Over the same period, student fees have been increased to £9,000 a year for home students and upwards of £11,000 for international students. Thanks to successful recruitment and the acknowledged high quality of degree courses at Goldsmiths the University has managed to maintain a healthy operating surplus, some of which has been invested in improving the state of the teaching accommodation. Sadly this has not been extended to investing in the majority of the staff all of whom make a substantial contribution to the success of Goldsmiths. 
While salaries of lecturers and support staff have declined in real terms, the same cannot be said of the Warden who has recently been awarded a 9% pay rise and benefits from a pension contribution far in excess of the annual salary of most support staff. We would like to congratulate him on his success in helping secure the place of Goldsmiths in a global marketplace but would remind him of the contribution to this of everyone who works here. A few crumbs from the top table wouldn't go amiss.
To follow Goldsmiths UCU on Twitter: GoldsmithsUCU. To see live updates on the strike action across the UK: UCU Live The hashtag to tweet about it is: #FairPayInHE

On Twitter this morning, I see from KiddingTheCity that Goldsmiths students are occupying part of the college in solidarity with the staff.


#3Cosas

Last week saw an inspiring bit of an industrial action in the same sector.
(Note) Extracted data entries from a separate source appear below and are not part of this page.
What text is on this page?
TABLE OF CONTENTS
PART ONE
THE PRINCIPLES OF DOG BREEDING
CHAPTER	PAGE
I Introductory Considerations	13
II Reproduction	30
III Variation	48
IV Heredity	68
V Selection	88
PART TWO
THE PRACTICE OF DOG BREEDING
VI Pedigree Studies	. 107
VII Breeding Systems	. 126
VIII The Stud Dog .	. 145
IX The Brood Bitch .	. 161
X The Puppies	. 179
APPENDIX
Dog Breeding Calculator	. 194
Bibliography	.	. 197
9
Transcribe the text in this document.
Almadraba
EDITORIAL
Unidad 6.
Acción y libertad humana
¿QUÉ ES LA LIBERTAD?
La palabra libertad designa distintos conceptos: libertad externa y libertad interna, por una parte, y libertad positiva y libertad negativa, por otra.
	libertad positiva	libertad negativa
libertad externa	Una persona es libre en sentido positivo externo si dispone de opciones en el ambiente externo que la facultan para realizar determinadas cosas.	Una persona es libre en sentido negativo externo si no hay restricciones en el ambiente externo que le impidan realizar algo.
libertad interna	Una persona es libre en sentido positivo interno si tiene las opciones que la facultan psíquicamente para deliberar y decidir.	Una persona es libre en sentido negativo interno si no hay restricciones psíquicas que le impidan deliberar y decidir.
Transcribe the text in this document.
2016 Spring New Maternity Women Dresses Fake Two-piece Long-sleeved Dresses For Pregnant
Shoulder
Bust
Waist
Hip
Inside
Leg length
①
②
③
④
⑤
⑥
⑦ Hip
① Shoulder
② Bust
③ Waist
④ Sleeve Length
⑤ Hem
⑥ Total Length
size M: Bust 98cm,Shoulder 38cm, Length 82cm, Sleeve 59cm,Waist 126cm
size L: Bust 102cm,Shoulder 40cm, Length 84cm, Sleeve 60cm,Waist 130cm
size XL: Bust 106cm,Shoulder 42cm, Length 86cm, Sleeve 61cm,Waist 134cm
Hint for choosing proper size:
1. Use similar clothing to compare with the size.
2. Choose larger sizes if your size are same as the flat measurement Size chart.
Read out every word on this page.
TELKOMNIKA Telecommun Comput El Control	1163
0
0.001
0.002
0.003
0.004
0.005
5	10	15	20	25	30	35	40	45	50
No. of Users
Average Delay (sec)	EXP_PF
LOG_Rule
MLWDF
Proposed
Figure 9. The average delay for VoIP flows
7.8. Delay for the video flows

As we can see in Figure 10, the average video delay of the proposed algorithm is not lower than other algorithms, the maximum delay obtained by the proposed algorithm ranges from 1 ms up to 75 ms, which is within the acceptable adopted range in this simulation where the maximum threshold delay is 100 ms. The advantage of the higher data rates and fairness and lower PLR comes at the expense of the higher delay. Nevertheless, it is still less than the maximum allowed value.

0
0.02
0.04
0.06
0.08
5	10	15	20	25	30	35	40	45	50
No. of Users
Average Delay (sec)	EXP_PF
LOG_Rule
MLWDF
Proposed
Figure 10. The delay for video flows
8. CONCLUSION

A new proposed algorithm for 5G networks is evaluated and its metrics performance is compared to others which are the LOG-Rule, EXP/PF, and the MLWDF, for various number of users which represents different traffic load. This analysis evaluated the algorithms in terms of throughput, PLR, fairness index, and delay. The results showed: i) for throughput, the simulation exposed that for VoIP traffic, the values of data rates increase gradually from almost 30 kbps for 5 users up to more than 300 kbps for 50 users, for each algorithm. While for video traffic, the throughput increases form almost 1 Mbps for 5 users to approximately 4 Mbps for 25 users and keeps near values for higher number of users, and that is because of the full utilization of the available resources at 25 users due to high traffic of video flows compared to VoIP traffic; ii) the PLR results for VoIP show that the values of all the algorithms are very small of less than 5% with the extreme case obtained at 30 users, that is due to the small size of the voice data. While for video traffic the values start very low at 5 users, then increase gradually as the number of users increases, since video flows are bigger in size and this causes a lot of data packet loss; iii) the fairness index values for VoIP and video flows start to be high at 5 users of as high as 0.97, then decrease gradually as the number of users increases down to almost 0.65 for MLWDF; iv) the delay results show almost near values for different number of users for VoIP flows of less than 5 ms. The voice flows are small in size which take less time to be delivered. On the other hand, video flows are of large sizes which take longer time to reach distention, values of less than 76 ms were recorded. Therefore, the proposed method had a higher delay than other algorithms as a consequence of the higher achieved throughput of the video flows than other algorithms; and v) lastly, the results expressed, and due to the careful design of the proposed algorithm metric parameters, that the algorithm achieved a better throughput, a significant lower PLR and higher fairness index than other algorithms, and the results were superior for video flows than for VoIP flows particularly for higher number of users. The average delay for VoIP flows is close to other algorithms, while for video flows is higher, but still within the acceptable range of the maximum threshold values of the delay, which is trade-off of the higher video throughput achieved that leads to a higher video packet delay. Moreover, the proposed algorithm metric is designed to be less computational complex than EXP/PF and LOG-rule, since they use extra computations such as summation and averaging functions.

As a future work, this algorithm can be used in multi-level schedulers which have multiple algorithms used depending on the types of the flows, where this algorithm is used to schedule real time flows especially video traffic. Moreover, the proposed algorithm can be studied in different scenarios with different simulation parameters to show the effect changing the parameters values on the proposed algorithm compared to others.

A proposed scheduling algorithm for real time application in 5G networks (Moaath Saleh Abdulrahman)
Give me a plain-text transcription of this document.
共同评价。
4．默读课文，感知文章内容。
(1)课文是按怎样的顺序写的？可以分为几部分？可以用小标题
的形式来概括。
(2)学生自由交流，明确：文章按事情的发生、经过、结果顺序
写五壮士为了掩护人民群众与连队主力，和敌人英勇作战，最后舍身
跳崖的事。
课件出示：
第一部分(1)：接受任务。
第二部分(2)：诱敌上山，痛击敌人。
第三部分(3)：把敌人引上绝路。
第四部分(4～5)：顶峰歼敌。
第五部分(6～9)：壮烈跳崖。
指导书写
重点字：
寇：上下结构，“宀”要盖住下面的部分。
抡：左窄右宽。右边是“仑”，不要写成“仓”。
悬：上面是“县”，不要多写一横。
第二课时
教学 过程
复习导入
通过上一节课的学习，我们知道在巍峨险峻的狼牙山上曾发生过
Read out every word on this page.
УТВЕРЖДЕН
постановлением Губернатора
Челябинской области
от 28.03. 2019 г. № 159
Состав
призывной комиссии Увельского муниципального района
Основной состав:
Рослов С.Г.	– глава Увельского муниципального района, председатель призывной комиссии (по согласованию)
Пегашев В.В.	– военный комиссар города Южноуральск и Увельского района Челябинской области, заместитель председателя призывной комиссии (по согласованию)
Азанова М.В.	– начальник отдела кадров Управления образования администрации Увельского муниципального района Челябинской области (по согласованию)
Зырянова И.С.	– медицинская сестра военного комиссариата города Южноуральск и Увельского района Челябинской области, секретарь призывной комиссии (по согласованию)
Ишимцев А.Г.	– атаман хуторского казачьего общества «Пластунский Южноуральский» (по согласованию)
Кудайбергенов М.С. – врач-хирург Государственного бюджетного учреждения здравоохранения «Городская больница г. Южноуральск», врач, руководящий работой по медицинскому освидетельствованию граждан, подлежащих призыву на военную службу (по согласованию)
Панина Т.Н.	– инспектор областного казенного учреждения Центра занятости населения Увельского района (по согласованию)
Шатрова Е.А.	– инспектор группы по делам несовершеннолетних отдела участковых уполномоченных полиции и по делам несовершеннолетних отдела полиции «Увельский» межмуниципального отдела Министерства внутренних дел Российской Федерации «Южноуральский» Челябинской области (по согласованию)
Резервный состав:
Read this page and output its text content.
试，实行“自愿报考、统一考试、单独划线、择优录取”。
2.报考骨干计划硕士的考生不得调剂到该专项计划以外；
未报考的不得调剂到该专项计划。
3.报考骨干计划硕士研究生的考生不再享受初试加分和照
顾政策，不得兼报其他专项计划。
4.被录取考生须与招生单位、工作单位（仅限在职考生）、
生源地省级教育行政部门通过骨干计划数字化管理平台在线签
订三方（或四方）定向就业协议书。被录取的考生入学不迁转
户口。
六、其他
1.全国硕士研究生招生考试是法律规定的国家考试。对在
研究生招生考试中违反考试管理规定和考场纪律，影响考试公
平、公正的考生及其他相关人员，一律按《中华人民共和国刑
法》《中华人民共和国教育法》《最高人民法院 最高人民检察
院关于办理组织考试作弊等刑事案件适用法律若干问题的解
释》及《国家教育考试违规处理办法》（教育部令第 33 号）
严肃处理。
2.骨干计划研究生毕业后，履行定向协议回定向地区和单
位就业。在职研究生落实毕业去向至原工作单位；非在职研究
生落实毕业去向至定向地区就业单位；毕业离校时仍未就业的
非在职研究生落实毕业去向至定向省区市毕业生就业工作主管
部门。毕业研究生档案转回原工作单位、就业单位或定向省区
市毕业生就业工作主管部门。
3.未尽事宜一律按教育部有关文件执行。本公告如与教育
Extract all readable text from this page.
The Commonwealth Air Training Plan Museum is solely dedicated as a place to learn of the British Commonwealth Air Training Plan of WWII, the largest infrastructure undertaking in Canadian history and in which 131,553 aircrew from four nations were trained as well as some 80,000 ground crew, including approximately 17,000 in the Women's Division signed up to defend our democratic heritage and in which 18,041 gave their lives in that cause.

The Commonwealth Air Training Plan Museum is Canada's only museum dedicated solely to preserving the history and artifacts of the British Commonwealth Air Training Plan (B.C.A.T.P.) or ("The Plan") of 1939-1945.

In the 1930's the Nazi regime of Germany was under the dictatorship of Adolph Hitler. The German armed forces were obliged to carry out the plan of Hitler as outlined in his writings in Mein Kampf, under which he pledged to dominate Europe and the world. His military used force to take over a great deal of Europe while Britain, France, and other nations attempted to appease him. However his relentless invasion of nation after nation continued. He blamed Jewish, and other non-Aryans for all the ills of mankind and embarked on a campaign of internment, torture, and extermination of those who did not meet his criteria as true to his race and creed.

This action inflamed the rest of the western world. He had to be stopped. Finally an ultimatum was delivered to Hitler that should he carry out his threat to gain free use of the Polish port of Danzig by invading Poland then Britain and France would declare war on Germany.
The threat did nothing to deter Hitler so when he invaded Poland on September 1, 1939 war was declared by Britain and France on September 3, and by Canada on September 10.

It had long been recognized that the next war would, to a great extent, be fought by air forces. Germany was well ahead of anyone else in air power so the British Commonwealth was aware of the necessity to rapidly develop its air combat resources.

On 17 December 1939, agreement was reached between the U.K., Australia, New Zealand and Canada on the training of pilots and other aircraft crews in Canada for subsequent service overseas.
The University of London, like many other UK universities in this neoliberal age, is contracting out key services to private sector organisations, in this case Balfour Beatty. Supported by the Independent Workers Union of Great Britain (IWGB), the 3Cosas campaign has focused on three things (tres cosas): the lack of parity between directly employed staff and contracted out staff, on sick pay, on pensions and on holidays. Last week a two-day strike led to major concessions on two of the three.

The strike had a number of key features which make it important. First, 3 Cosas is a movement led by some of the most vulnerable of British workers: migrant workers. Second, the campaign, using social media and simple messages, achieved a great deal of solidarity and support from academic staff and from students, including those outside the normal ambit of "militancy". Third, the movement is outside the control of the bureaucratic big unions, but represents a light-on-its-feet grassroots form of union activity.

3Cosas: on Facebook, on Twitter

On the tube

This week the Rail, Maritime and Transport Workers Union (RMT) is balloting members on strike action to resist Mayor Boris Johnson's plans to close ticket offices - a plan that breaks his pre-election promises. The closures will mean hundreds of job losses, as well as make tube users' lives less convenient and, crucially, less safe. Meanwhile, Boris's spin doctors have fed misinformation to the media,  announcing that the strike ballot is over Boris's more popular plans to extend some tube running hours. It is important to counter this myth: if you get in a conversation with fellow commuters, for example, let them know it is a lie. See the RMT material on their campaign here, which does not mention the extended opening hours.

London RMT: on Twitter.

Comments

Waterloo Sunset said…
Have you seen that the University of London is (hilariously) trying to claim that the victory was a Unison one?

https://twitter.com/UoLondon/status/406120001809031168
bob said…
Ha, I did see that on Twitter. If I were Unison, or a Unison member, I'd be dying of shame.
Sarah AB said…
It was a cold day to picket.

https://twitter.com/josshands/status/407811055562551296

There were some good speakers at the rally.